For any questions regarding the tutorials, please contact the Tutorial chair Dr Emir Demirović (email@example.com).
Explainable Constraint Solving - A Hands-On Tutorial
Explainable constraint solving is a sub-field of explainable AI (XAI) concerned with explaining constraint (optimization) problems. Although constraint models are explicit: they are written down in terms of individual constraints that need to be satisfied, the solution to such models can be non-trivial to understand.
Driven by the use-case of nurse scheduling, we will demonstrate the type of questions a user can have about (non)-solutions, as well as reviewing what kind of computational tools are available today to answer such questions. We will cover classical methods such as MUS/MCS extraction, and more recent advances in the field such as step-wise explanations, constraint relaxation methods and counterfactual solutions. We will demonstrate and give special attention to techniques that we have successfully (re)implemented on top of the CPMpy constraint solving library, and hence can be readily used today.
Check out Tias' code for this tutorial here!
Ignace Bleukx is a 2nd-year PhD student at KU Leuven and a key developer of the CPMpy library, which he presented in a tutorial at IJCAI'22. His PhD centers around explainable constraint solving with a special interest in explaining optimization problems.
Dimos Tsouros is a PostDoc at the DTAI KU Leuven lab. His expertise is in interactive constraint acquisition, earning an honorable mention in the Doctoral Dissertation Award of ACP in 2022. He has a strong interest in rich interactive techniques between users and solvers, focusing on a more human-aware approach to the solving process.
Prof. Tias Guns works at the intersection of constraint solving, machine learning and explainable AI. With his prestigious ERC Consolidator grant on 'Conversational Human-aware Technologies for Optimisation' he is pushing the boundaries of what can be done at the intersection of these fields.
Machine Learning for Solvers
From its very beginning as a field, AI has had two primary pillars, namely, learning and reasoning. For a variety of reasons, until recently there has been little interaction between these two sub-fields of AI. Fortunately, in the last decade or so, many researchers have been attempting to bridge learning and reasoning, with the goal of solving problems that are otherwise too difficult or impossible to solve. In this tutorial, I will present a particular approach to leveraging learning in service of reasoning in the context of SAT/SMT solvers. I will provide historical context of the different ways in which learning has been used for reasoning, and then zero-in on the use of reinforcement learning in solvers. Time permitting, I will also touch upon research in the opposite direction, i.e., the use of solvers in service of learning.

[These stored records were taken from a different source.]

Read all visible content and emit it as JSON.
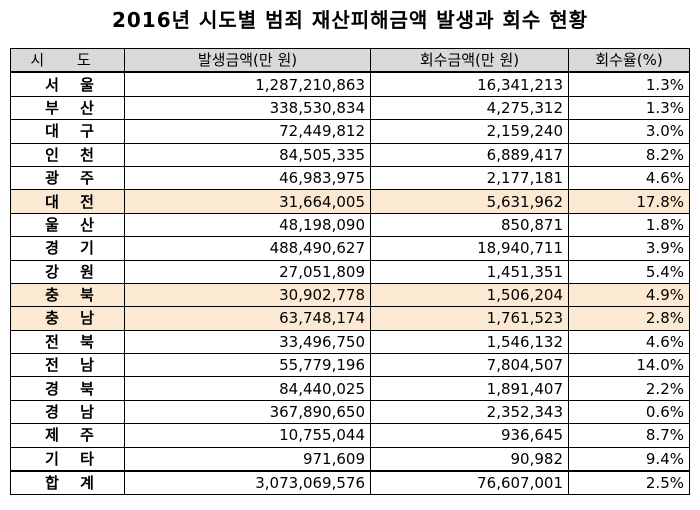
{
  "title": "2016년 시도별 범죄 재산피해금액 발생과 회수 현황",
  "table": {
    "headers": [
      "시 도",
      "발생금액(만 원)",
      "회수금액(만 원)",
      "회수율(%)"
    ],
    "rows": [
      {
        "region": "서 울",
        "occurred": "1,287,210,863",
        "recovered": "16,341,213",
        "rate": "1.3%",
        "highlight": false
      },
      {
        "region": "부 산",
        "occurred": "338,530,834",
        "recovered": "4,275,312",
        "rate": "1.3%",
        "highlight": false
      },
      {
        "region": "대 구",
        "occurred": "72,449,812",
        "recovered": "2,159,240",
        "rate": "3.0%",
        "highlight": false
      },
      {
        "region": "인 천",
        "occurred": "84,505,335",
        "recovered": "6,889,417",
        "rate": "8.2%",
        "highlight": false
      },
      {
        "region": "광 주",
        "occurred": "46,983,975",
        "recovered": "2,177,181",
        "rate": "4.6%",
        "highlight": false
      },
      {
        "region": "대 전",
        "occurred": "31,664,005",
        "recovered": "5,631,962",
        "rate": "17.8%",
        "highlight": true
      },
      {
        "region": "울 산",
        "occurred": "48,198,090",
        "recovered": "850,871",
        "rate": "1.8%",
        "highlight": false
      },
      {
        "region": "경 기",
        "occurred": "488,490,627",
        "recovered": "18,940,711",
        "rate": "3.9%",
        "highlight": false
      },
      {
        "region": "강 원",
        "occurred": "27,051,809",
        "recovered": "1,451,351",
        "rate": "5.4%",
        "highlight": false
      },
      {
        "region": "충 북",
        "occurred": "30,902,778",
        "recovered": "1,506,204",
        "rate": "4.9%",
        "highlight": true
      },
      {
        "region": "충 남",
        "occurred": "63,748,174",
        "recovered": "1,761,523",
        "rate": "2.8%",
        "highlight": true
      },
      {
        "region": "전 북",
        "occurred": "33,496,750",
        "recovered": "1,546,132",
        "rate": "4.6%",
        "highlight": false
      },
      {
        "region": "전 남",
        "occurred": "55,779,196",
        "recovered": "7,804,507",
        "rate": "14.0%",
        "highlight": false
      },
      {
        "region": "경 북",
        "occurred": "84,440,025",
        "recovered": "1,891,407",
        "rate": "2.2%",
        "highlight": false
      },
      {
        "region": "경 남",
        "occurred": "367,890,650",
        "recovered": "2,352,343",
        "rate": "0.6%",
        "highlight": false
      },
      {
        "region": "제 주",
        "occurred": "10,755,044",
        "recovered": "936,645",
        "rate": "8.7%",
        "highlight": false
      },
      {
        "region": "기 타",
        "occurred": "971,609",
        "recovered": "90,982",
        "rate": "9.4%",
        "highlight": false
      }
    ],
    "total": {
      "region": "합 계",
      "occurred": "3,073,069,576",
      "recovered": "76,607,001",
      "rate": "2.5%"
    }
  },
  "colors": {
    "header_bg": "#d9d9d9",
    "highlight_bg": "#fce9d3",
    "border": "#000000"
  }
}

Dr. Vijay Ganesh is an associate professor at the University of Waterloo and the Co-Director of the Waterloo Artificial Intelligence Institute. Prior to joining Waterloo in 2012, he was a research scientist at MIT (2007-2012) and completed his PhD in computer science from Stanford in 2007. Vijay's primary area of research is the theory and practice of SAT/SMT solvers aimed at AI, software engineering, security, mathematics, and physics. In this context he has led the development of many SAT/SMT solvers, most notably, STP, Z3 string, MapleSAT, and MathCheck. He has also proved several decidability and complexity results in the context of first-order theories. He has won over 30 awards, honors, and medals to-date for his research, including an ACM Impact Paper Award at ISSTA 2019, ACM Test of Time Award at CCS 2016, and a Ten-Year Most Influential Paper citation at DATE 2008.